Using genetic recombination a recombinant factor VIIa (eptacog alfa) (trade names include NovoSeven) has been approved by the FDA for the control of bleeding in hemophilia. It is sometimes used unlicensed in severe uncontrollable bleeding, although there have been safety concerns. A biosimilar form of recombinant activated factor VII (AryoSeven) is also available, but does not play any considerable role in the market.

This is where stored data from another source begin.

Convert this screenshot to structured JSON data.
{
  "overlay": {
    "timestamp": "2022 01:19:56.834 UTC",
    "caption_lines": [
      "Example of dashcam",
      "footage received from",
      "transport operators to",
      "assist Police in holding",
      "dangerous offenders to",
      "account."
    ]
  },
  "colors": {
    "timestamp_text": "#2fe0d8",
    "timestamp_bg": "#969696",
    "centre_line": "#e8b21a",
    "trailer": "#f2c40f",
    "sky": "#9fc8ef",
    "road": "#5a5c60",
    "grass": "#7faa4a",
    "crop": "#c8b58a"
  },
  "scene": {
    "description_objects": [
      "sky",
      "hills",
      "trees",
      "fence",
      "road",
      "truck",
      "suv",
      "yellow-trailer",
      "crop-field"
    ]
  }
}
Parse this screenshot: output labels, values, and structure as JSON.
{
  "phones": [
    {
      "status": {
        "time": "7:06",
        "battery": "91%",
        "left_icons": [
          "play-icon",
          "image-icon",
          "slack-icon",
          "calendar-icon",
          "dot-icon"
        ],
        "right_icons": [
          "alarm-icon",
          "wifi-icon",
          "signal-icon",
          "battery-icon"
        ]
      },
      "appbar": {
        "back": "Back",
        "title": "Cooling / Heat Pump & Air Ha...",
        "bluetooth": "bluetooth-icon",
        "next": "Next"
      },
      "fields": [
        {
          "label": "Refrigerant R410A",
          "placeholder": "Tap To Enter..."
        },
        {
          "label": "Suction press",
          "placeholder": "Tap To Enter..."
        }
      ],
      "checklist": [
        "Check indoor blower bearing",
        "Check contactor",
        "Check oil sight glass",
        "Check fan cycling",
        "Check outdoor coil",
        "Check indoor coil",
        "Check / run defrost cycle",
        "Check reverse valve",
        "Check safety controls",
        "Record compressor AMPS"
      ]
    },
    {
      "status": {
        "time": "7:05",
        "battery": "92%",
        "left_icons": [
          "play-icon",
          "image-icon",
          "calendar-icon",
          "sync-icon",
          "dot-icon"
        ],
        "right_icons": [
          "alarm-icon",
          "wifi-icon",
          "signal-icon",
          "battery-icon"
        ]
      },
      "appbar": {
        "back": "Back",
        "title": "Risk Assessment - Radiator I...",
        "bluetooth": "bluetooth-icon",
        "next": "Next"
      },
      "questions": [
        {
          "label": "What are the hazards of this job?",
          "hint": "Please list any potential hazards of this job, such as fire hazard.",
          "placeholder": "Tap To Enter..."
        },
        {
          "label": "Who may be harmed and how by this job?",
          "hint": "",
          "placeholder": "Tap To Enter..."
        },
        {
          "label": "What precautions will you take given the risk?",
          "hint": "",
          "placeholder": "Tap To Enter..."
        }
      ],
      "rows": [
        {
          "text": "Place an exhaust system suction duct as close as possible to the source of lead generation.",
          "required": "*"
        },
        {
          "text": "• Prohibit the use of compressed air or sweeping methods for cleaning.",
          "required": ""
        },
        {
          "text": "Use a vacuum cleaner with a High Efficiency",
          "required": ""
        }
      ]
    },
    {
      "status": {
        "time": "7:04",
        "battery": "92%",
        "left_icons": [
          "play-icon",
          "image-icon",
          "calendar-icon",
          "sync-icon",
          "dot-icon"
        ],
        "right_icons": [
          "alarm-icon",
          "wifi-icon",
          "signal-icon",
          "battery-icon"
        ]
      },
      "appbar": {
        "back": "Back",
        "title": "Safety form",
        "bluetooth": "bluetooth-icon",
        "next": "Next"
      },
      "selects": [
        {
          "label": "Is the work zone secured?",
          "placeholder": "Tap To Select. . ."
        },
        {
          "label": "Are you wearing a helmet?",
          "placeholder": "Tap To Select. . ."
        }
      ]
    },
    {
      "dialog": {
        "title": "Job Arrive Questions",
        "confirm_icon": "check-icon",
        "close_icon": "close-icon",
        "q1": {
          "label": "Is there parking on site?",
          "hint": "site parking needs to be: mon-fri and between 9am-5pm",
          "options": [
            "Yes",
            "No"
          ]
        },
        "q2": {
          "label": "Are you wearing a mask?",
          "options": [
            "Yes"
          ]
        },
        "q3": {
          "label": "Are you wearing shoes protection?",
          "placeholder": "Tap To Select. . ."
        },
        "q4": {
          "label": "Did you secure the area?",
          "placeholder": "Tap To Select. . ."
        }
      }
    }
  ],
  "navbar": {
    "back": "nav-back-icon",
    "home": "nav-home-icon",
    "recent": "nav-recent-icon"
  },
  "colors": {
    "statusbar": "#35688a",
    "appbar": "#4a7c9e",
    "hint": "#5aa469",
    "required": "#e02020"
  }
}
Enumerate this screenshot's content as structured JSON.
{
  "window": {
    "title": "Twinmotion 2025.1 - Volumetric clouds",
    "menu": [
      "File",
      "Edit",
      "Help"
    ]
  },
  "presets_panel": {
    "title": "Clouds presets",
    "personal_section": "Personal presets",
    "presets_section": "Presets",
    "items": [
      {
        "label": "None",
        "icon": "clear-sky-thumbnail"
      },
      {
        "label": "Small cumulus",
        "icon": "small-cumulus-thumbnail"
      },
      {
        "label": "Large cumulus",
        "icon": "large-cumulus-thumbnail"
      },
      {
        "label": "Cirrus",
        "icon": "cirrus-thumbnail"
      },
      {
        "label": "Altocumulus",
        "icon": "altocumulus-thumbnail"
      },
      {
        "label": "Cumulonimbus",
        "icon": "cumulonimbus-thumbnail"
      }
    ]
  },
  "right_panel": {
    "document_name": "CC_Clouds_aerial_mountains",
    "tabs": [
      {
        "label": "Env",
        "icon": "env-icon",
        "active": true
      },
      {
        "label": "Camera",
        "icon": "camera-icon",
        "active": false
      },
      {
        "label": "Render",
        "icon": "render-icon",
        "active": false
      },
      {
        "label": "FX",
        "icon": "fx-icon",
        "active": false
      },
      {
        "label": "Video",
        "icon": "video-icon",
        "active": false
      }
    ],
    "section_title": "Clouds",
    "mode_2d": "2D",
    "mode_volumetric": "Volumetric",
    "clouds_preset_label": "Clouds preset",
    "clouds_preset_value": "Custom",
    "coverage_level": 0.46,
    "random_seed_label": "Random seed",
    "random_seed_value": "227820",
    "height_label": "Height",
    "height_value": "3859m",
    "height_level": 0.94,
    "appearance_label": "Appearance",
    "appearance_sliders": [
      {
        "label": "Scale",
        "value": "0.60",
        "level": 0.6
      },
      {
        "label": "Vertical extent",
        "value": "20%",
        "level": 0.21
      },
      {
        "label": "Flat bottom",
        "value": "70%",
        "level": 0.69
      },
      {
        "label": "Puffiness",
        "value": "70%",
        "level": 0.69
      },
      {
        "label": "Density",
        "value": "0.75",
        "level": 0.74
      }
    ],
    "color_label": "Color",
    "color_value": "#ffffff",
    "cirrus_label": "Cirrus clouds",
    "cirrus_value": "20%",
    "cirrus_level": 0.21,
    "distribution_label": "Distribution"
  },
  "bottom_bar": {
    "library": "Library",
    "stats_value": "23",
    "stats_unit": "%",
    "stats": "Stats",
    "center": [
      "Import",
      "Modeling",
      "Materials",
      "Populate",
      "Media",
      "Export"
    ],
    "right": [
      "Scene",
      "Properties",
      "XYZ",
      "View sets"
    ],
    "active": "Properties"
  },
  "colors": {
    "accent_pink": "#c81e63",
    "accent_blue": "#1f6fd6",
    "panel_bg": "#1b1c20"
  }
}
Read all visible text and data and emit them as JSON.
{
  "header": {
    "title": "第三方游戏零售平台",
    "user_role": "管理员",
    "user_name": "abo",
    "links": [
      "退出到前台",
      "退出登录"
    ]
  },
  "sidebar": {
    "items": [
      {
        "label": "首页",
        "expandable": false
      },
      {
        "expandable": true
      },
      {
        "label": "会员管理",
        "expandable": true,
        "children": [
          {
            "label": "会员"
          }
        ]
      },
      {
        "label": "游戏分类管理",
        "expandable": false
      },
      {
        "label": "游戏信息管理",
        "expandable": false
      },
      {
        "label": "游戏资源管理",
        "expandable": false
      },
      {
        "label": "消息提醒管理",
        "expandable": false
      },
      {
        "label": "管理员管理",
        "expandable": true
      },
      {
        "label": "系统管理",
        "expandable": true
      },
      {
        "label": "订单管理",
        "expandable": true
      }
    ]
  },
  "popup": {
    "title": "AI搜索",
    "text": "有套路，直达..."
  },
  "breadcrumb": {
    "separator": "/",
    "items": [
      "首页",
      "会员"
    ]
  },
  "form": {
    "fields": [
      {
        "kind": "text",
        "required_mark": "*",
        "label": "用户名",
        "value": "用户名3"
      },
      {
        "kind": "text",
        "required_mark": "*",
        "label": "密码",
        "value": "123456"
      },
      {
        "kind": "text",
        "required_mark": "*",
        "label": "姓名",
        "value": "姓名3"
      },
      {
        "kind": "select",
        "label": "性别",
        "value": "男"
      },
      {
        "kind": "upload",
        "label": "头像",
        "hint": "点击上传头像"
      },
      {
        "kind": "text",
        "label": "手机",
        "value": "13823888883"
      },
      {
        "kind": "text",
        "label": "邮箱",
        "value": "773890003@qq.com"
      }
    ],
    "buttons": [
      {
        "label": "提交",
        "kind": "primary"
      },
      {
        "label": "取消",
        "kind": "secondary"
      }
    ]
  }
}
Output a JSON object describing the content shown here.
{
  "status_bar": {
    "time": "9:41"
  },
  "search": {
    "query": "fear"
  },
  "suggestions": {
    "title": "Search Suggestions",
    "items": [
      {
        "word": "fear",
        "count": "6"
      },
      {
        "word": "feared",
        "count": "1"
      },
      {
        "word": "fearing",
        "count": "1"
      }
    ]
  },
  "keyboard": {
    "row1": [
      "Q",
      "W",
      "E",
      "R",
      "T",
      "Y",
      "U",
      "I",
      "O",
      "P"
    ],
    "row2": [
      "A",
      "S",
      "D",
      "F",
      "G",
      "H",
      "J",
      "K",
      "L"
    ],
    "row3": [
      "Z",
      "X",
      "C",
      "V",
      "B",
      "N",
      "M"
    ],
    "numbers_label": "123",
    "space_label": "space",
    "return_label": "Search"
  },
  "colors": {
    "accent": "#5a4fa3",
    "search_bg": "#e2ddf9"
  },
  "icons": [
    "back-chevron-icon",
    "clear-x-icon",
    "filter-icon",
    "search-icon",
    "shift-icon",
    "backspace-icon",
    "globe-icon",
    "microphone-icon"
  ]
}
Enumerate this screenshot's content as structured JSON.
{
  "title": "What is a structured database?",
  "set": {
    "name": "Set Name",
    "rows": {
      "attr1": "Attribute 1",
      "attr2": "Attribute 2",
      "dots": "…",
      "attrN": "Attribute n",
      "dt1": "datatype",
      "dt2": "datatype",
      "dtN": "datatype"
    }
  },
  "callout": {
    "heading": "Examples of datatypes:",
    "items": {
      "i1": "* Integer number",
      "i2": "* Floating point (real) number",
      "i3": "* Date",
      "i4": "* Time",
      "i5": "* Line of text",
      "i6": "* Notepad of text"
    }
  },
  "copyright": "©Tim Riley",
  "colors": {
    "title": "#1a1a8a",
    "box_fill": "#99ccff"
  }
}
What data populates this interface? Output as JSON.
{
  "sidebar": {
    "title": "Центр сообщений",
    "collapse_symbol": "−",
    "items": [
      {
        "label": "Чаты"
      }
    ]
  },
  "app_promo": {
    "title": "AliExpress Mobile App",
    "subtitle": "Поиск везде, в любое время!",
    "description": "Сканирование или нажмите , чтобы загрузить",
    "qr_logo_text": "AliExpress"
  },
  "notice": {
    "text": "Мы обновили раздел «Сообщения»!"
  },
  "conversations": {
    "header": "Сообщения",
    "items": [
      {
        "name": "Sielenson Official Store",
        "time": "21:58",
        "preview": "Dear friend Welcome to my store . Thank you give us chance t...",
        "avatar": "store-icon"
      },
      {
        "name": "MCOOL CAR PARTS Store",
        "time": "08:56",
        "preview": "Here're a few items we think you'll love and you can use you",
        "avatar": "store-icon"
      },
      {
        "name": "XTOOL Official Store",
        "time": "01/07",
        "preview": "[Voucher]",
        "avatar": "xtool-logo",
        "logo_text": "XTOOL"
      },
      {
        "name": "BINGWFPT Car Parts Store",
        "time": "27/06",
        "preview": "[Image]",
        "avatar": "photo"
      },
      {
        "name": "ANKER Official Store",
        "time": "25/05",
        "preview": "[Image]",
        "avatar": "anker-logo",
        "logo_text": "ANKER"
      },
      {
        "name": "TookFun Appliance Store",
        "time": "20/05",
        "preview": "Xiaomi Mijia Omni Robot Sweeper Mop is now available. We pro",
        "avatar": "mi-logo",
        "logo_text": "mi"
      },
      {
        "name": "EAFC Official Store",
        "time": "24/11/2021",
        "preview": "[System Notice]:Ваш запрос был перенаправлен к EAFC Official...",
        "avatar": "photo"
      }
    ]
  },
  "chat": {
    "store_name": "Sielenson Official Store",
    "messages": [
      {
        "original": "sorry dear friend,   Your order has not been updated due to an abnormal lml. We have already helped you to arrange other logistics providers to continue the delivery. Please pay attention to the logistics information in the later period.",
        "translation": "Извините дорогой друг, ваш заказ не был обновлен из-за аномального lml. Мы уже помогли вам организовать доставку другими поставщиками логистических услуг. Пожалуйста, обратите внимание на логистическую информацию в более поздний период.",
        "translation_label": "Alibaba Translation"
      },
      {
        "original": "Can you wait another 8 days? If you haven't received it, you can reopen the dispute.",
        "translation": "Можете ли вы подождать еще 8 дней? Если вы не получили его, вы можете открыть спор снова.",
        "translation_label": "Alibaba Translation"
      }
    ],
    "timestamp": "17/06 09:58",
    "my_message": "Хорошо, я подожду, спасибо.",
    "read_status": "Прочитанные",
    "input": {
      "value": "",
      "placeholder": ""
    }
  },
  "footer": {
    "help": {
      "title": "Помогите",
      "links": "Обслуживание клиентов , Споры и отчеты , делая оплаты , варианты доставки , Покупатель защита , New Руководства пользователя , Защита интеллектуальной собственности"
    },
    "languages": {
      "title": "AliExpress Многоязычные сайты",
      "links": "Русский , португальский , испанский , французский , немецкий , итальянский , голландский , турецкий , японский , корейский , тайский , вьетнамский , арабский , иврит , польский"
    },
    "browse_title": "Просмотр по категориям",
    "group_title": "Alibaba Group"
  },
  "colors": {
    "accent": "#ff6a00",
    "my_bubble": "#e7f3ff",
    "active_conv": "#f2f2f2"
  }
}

In April 2020, the US FDA approved a new rFVIIa product, eptacog beta (SEVENFACT), the first bypassing agent (BPA) approved in more than 2 decades. As an rFVIIa product, eptacog beta works in a complex with tissue factor to activate factor X to Xa, thereby bypassing FVIII and FIX. The activation of Factor X to Xa initiates the coagulation cascade's common pathway, leading to clot formation at the site of hemorrhage. Activated FVII binds to endothelial protein C receptor (EPCR), which enhances hemostasis.14 One study showed that eptacog beta binds to EPCR with 25% to 30% more affinity than eptacog alfa, displacing protein C from EPCR binding sites and downregulating activated protein C generation, contributing to its hemostatic effect.

== Physiology ==

The main role of factor VII (FVII) is to initiate the process of coagulation in conjunction with tissue factor (TF/factor III). Tissue factor is found on the outside of blood vessels - normally not exposed to the bloodstream. Upon vessel injury, tissue factor is exposed to the blood and circulating factor VII. Once bound to TF, FVII is activated to FVIIa by different proteases, among which are thrombin (factor IIa), factor Xa, IXa, XIIa, and the FVIIa-TF complex itself. The complex of factor VIIa with TF catalyzes the conversion of factor IX and factor X into the active proteases, factor IXa and factor Xa, respectively.

The action of the factor is impeded by tissue factor pathway inhibitor (TFPI), which is released almost immediately after initiation of coagulation. Factor VII, which was discovered around 1950, is vitamin K-dependent and produced in the liver. Use of warfarin or similar anticoagulants decreases hepatic synthesis of FVII.

A coagulation enzyme cascade may begin with a few molecules of factor XII and culminate in the activation of millions of times more fibrin molecules.

== Structure ==

Factor VII shares a common domain architecture with factors IX and X.

== Genetics ==

The gene for factor VII is located on chromosome 13 (13q34).

== Role in disease ==

Factor VII deficiency (congenital proconvertin deficiency) is rare and inherited recessively. It presents as a hemophilia-like bleeding disorder. It is treated with recombinant factor VIIa (NovoSeven or AryoSeven). Gene therapy approaches for treating FVII deficiency are very promising.

== Medical uses ==

Recombinant factor VIIa, marketed under the trade names AryoSeven and NovoSeven, is used for people with hemophilia (with Factor VIII or IX deficiency) who have developed antibodies against replacement coagulation factor.

It has also been used in the setting of uncontrollable hemorrhage, but its role in this setting is controversial with insufficient evidence to support its use outside of clinical trials. The first report of its use in hemorrhage was in an Israeli soldier with uncontrollable bleeding in 1999. Risks of its use include an increase in arterial thrombosis. However, animal studies have not shown complications as seen in humans, in fact same of the studies show a better prognosis. In the military settings it is used as an off label intervention in complications related to disseminated intravascular coagulation related haemorrhage caused by penetrating trauma.

Recombinant human factor VII while initially looking promising in intracerebral hemorrhage failed to show benefit following further study and this is no longer recommended.

== Interactions ==

Factor VII has been shown to interact with tissue factor and endothelial protein C receptor.